MOSCOW (Reuters) -Russia is planning a new tax on electronics, primarily imported and consumer items, with $2.7 billion in proceeds earmarked to support the domestic electronics industry, including in the defence sector, over the next three years.
After sanctionsblocked Russia’s access to Western chips and other essential hardware, domestic producers have struggled to meet the defence sector’s demand for hardware needed to build drones and other advanced weaponry.
The lack of modern electronics hardware has also hindered Russia’s efforts to stay competitive in the race with the United States, China, and others in developing artificial intelligence, which requires significant computing power.
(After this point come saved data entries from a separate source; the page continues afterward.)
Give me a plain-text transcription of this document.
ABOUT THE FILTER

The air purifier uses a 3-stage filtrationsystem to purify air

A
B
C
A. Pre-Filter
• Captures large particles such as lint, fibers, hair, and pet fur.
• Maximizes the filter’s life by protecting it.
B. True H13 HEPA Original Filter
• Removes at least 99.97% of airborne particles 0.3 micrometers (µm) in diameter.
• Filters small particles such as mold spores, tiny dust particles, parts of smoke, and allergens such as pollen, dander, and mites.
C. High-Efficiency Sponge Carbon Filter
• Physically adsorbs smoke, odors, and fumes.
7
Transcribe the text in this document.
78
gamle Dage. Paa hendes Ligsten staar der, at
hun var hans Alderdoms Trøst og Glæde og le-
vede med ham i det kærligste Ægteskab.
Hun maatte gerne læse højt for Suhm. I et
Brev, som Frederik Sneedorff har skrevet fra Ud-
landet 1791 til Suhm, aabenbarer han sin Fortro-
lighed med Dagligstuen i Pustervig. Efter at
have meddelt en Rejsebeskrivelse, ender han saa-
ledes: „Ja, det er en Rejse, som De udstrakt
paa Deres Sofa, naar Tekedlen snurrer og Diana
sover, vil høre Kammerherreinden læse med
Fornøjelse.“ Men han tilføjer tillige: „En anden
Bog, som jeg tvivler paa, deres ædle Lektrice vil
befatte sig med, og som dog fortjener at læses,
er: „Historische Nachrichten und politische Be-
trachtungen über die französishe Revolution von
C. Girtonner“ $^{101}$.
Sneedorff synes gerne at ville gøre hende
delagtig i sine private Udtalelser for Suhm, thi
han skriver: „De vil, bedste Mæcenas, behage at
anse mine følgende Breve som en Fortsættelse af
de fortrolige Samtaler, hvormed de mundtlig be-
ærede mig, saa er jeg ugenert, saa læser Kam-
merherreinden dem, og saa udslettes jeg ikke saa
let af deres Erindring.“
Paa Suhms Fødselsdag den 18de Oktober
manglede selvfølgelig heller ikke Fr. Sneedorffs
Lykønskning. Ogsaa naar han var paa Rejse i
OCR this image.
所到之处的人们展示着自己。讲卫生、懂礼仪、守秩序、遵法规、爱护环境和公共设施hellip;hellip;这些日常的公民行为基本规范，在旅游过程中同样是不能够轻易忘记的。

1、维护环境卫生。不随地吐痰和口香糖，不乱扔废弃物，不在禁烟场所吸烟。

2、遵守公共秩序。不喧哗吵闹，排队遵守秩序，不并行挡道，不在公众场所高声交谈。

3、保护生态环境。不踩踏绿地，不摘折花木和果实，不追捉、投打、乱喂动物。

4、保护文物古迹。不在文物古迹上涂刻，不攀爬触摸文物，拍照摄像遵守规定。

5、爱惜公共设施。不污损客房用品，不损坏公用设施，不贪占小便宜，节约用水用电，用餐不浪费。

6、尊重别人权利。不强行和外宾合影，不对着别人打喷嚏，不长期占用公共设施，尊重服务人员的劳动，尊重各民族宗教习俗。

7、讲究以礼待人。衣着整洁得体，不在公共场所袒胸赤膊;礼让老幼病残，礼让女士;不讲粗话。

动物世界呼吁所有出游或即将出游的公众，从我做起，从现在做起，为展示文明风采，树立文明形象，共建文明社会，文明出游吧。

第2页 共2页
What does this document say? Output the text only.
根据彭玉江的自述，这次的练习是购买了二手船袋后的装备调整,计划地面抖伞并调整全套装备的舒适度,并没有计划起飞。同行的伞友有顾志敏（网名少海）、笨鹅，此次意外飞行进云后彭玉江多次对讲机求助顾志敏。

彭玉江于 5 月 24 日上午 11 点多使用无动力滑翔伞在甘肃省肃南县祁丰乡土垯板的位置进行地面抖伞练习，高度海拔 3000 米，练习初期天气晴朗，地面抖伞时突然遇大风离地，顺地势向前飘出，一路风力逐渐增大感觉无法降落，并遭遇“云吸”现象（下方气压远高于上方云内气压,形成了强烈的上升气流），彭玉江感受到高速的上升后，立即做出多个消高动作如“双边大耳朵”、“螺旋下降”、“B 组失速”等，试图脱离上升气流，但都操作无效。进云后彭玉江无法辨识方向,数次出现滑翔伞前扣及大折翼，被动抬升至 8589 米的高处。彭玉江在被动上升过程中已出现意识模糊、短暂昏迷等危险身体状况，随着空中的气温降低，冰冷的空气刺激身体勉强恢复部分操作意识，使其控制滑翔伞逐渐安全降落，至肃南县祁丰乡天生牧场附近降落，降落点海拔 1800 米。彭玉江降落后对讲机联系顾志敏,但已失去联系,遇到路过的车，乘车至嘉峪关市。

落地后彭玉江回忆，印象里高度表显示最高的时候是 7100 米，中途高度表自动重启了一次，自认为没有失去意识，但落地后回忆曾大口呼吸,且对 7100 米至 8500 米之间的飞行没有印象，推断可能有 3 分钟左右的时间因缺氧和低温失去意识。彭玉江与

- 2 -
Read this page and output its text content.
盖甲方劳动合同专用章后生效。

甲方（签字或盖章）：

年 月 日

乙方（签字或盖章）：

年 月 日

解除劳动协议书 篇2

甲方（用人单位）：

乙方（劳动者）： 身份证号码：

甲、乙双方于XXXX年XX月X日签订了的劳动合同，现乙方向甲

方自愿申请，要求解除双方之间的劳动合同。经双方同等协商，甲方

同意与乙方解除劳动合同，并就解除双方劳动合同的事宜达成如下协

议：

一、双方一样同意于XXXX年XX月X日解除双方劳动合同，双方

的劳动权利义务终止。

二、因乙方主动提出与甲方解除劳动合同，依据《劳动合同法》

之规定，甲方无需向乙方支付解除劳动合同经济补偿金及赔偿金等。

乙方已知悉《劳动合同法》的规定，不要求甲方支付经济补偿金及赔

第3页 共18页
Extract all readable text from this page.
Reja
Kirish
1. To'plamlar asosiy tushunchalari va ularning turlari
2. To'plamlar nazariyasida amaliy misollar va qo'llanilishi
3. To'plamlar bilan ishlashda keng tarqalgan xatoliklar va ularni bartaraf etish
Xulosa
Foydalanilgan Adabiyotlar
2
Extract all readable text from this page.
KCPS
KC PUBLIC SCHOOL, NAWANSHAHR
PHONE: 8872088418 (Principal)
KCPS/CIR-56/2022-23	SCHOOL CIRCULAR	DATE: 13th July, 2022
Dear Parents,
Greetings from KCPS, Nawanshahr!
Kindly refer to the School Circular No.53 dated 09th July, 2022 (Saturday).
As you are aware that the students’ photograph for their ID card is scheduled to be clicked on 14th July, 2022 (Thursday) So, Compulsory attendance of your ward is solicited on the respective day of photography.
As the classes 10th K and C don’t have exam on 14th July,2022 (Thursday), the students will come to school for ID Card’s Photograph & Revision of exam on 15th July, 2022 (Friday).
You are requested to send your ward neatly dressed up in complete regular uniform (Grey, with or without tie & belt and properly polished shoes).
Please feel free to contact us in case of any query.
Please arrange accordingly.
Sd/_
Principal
HIKES IN VAT, TAXES ON SMALL BUSINESSES
The new tax comes on top of other measures, such as hikes in value-added tax (VAT) and taxes on small businesses, planned for 2026 to balance the state budget amid high military spending and declining energy revenues.
The new tax will take effect in September 2026. The list of items that will be taxed has not yet been finalised and published.
“It is necessary to understand that the electronics industry is a strategic sector in which import substitution is critically important, including for ensuring the country’s defence capability,” said Deputy Finance Minister Alexei Sazanov.
“In the context of the current external restrictions that limit access to high-tech products, import substitution becomes a key task for the state,” Sazanov told members of parliament during the debate on the draft budget.
The government will first target imported smartphones and notebooks, then expand the tax to their imported components. Government officials earlier said that the proceeds will go to special funds tasked with supporting domestic producers.